The main contribution of this paper is the distributed computation of 3D mesh local descriptors based on the concept of k-rings. In our implementation, we work with three main resources: processors, RAM and hard disk. We have parameters that allow us to fix the usage of these resources. Getting an optimal configuration will also depend on the cluster features. Automating the selection of these parameters is a future work.
The partitioning method used on this model is very simple (appearance order), Using a smart partitioning, such as a Euclidean distance-based partitioning, would optimize the execution time. In that case, a preprocessing step is needed in order to obtain balanced partitions.

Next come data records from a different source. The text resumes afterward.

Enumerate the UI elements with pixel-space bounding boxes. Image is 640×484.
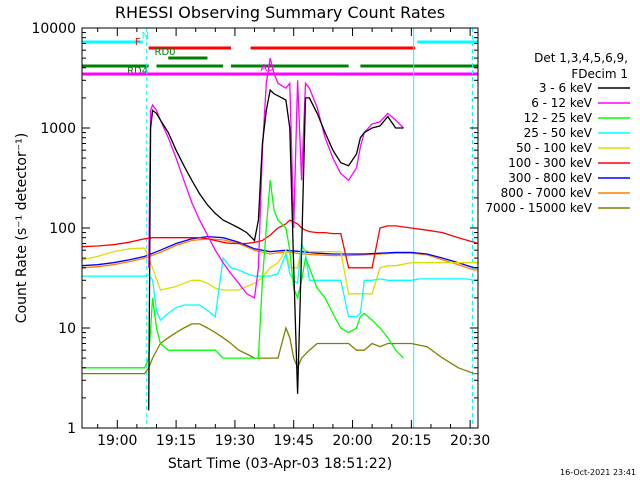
y-tick-label: 1 — [67, 421, 76, 437]
x-tick-label: 19:45 — [274, 433, 314, 449]
legend-label: 7000 - 15000 keV — [485, 201, 592, 215]
x-tick-label: 19:30 — [215, 433, 255, 449]
x-tick-label: 20:15 — [391, 433, 431, 449]
y-tick-label: 10000 — [31, 21, 76, 37]
series-line-50-100-kev — [81, 245, 478, 295]
legend-label: 50 - 100 keV — [516, 141, 593, 155]
y-tick-label: 100 — [49, 221, 76, 237]
series-line-12-25-kev — [82, 180, 404, 369]
series-line-100-300-kev — [81, 219, 479, 269]
y-tick-label: 10 — [58, 321, 76, 337]
chart-title: RHESSI Observing Summary Count Rates — [115, 3, 445, 22]
legend-label: 12 - 25 keV — [524, 111, 593, 125]
series-line-7000-15000-kev — [82, 323, 478, 375]
x-tick-label: 20:00 — [332, 433, 372, 449]
legend-label: 800 - 7000 keV — [501, 186, 593, 200]
x-tick-label: 19:00 — [97, 433, 137, 449]
state-bar-label-rd4: RD4 — [127, 66, 148, 77]
legend-header-line-1: Det 1,3,4,5,6,9, — [534, 51, 628, 65]
x-tick-label: 19:15 — [156, 433, 196, 449]
legend-label: 300 - 800 keV — [508, 171, 592, 185]
axes: 19:00 19:15 19:30 19:45 20:00 20:15 20:30 1 10 10… — [31, 21, 490, 449]
series-line-6-12-kev — [148, 57, 404, 299]
legend-header-line-2: FDecim 1 — [571, 67, 628, 81]
legend-label: 6 - 12 keV — [531, 96, 593, 110]
series-line-3-6-kev — [148, 88, 404, 411]
state-bar-label-n: N — [142, 31, 149, 42]
state-bar-label-rd0: RD0 — [155, 47, 176, 58]
state-bar-label-a0: A0 — [260, 63, 273, 74]
x-tick-label: 20:30 — [450, 433, 490, 449]
x-axis-label: Start Time (03-Apr-03 18:51:22) — [168, 456, 392, 472]
generation-timestamp: 16-Oct-2021 23:41 — [560, 468, 636, 477]
state-bar-label-f: F — [135, 37, 141, 48]
legend-label: 3 - 6 keV — [539, 81, 593, 95]
legend-label: 100 - 300 keV — [508, 156, 592, 170]
y-tick-label: 1000 — [40, 121, 76, 137]
y-axis-label: Count Rate (s⁻¹ detector⁻¹) — [14, 133, 30, 323]
legend-label: 25 - 50 keV — [524, 126, 593, 140]
series-line-25-50-kev — [82, 243, 478, 322]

We showed that our method is scalable, so increasing the cluster capacity will decrease the execution time. Also, there are some operations that can be executed using GPU. This will reduce considerably the execution time of the descriptor computation. We can extend our model for the computation of local descriptors over point clouds. In that case, we would have to use spatial data structures and a Euclidean distance-based partitioning with overlapping.